Il resterait beaucoup à dire sur un sujet si vaste, mais nous n’avons pas dessein de l’épuiser, et nous en avons dit assez pour faire sentir l’immense utilité du crédit dans l’ordre industriel. Tâchons d’expliquer maintenant à quel titre et dans quel but les banques apparaissent dans ce système.

IV.

Si l’on a bien compris, dans ce qui précède, tout ce qui découle du seul usage du crédit commercial, on a dû pressentir que, là où il existe, il est aussi superflu que dangereux de recourir à ces mesures extra-commerciales dont on s’est tant de fois avisé pour augmenter, disait-on, la masse des richesses circulantes. Aussi doit-on penser que ce n’est pas une création de richesses fictives que nous allons demander aux banques.

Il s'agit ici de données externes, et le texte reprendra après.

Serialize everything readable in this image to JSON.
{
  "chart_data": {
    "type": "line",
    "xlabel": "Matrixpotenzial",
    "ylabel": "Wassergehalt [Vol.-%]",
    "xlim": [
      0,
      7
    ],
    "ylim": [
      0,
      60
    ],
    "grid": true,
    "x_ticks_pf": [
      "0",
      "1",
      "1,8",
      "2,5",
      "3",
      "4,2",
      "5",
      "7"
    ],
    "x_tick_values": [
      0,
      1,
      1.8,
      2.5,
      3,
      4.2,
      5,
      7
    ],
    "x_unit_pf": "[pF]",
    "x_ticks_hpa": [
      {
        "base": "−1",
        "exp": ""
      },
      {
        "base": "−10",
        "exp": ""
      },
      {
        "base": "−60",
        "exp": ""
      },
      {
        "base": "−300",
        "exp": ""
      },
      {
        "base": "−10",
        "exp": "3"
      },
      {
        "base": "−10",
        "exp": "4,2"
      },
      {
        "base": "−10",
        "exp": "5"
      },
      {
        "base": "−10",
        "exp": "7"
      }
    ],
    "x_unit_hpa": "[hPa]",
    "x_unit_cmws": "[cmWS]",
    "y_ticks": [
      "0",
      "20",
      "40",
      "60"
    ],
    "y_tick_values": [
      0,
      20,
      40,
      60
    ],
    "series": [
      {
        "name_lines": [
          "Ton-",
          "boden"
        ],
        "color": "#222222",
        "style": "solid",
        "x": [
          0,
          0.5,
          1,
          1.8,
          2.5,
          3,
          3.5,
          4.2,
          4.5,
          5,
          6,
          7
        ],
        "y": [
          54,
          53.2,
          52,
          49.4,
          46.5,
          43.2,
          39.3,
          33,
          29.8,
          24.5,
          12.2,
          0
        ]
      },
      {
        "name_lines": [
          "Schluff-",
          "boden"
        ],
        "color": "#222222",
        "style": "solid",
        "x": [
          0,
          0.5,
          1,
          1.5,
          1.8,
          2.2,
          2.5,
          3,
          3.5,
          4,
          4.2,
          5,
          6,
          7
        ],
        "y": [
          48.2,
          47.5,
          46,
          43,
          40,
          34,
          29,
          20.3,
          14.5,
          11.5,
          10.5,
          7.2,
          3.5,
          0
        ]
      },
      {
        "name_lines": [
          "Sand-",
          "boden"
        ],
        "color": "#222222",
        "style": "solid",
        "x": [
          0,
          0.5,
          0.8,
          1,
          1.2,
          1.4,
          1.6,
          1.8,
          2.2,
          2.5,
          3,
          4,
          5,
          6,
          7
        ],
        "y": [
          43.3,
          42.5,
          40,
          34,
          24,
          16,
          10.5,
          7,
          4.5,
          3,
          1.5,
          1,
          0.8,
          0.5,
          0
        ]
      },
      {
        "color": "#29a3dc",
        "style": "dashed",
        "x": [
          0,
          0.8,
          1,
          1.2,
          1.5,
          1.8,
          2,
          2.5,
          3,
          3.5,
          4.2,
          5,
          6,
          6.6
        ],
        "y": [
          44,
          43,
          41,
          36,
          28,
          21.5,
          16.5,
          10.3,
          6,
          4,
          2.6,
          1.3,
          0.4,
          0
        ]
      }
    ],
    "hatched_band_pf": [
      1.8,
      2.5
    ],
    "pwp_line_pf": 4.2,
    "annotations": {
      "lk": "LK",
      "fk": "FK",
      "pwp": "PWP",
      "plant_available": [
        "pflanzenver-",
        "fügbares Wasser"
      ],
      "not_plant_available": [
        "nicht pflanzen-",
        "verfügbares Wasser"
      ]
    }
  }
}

Il va sans dire que nous ne pouvons les considérer que comme les propagateurs du crédit commercial, qui, pour, se développer largement, a besoin de leur appui.

Il semble, au premier abord, que dans l’exercice du crédit le commerce puisse se suffire à lui-même, et n’ait aucun besoin d’un appui étranger. On vient de voir, en effet, que c’est dans son propre sein que presque tous les actes de crédit se consomment. Sauf les prêts des capitalistes, ressource faible et bientôt épuisée, tout ce qui vient à lui part de lui. Il est lui-même la source des crédits dont il use, source inépuisable, parce qu’elle se renouvelle sans cesse dans la production. Pourquoi donc une assistance étrangère ? À ne considérer que les données premières, on n’en voit pas la nécessité, et il est vrai de dire qu’en principe cette assistance étrangère est inutile.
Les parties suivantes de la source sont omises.